The Jester (hacktivist)

Background

The Jester, known online by the leetspeak handle th3j3st3r, is a self-identified grey hat hacktivist whose real identity has never been publicly established. He has stated that he is a former soldier who served in Afghanistan and elsewhere, and a former defense operative has claimed he was a former military contractor involved in US Special Operations Command projects. He describes his motivations as rooted in American patriotism.

Early Activities

On January 1, 2010, The Jester launched a campaign against jihadist websites, with his first stated target being alemarah.info, which was the Taliban's website at the time. This marked the beginning of a sustained pattern of operations directed at Islamist online presences. Around the same period, he posted tweets claiming responsibility for downtime experienced by WikiLeaks.

In November 2010, an individual claiming to be The Jester stated they had been raided by US authorities and solicited money for legal fees. The Jester publicly identified this person as an impostor, though writers at InfoSecIsland suggested the hoax may have originated with The Jester himself.

Notable Operations

In February 2011, The Jester claimed credit for a denial-of-service attack against several websites belonging to the Westboro Baptist Church, citing the group's practice of celebrating the deaths of homosexual US servicemen.

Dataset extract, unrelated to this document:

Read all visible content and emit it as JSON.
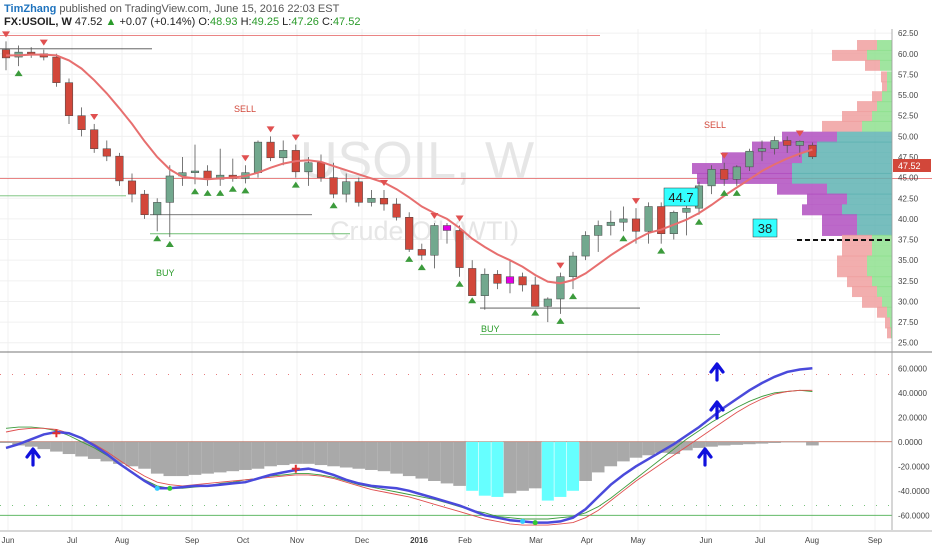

In June 2011, The Jester turned his attention to the hacking collective LulzSec, vowing to identify and expose its members, whom he described as "childish." He attempted to obtain and publish personally identifiable information on key figures within the group. In March 2011, journalist Barrett Brown reported that The Jester was working with Backtrace Security — a group of former Anonymous members — to identify participants in Anonymous. On June 24, 2011, The Jester incorrectly identified LulzSec leader Sabu as an IT consultant possibly from New York City. In July of that year, he falsely accused a Portuguese IT professional of being Sabu, undermining confidence in his doxing claims. However, in a November 2011 blog post, The Jester retracted his prior identifications, issued an apology, and correctly named Sabu as Hector Xavier Monsegur, 28, of New York. This identification was confirmed on March 6, 2012, when Monsegur was arrested by the FBI, which also revealed he had been acting as an FBI informant.

On March 5, 2012, The Jester replaced his Twitter avatar with a QR code. He later claimed that scanning the code on a mobile device would cause it to silently establish a TCP shell connection to his remote server, allegedly exploiting a vulnerability in Safari, Chrome, and Android browsers. This claim was subsequently exposed as false, with the purported exploit traced to a two-year-old CVE advisory.

On July 2, 2013, The Jester claimed responsibility for denial-of-service attacks against the Ecuadorean stock exchange and the country's tourism website. He framed the attacks as a warning to any government considering granting asylum to NSA leaker Edward Snowden. He also alluded in tweets to a plan to trigger fire alarms at the Ecuadorean embassy in London, which he suggested would force WikiLeaks founder Julian Assange onto UK soil and expose him to potential extradition to Sweden.

On October 21, 2016, The Jester claimed to have defaced the official website of the Russian Ministry of Foreign Affairs. This claim was later demonstrated to be fabricated.

Credibility and Reception

The Jester's activities have attracted recurring scrutiny regarding the authenticity of his claimed exploits. Several high-profile claims — including the QR code exploit, the LulzSec doxing attempts, and the Russian ministry defacement — were shown to be false or exaggerated. His correct identification of Hector Xavier Monsegur as Sabu, however, stands as a notable instance where his claims were ultimately verified by law enforcement action.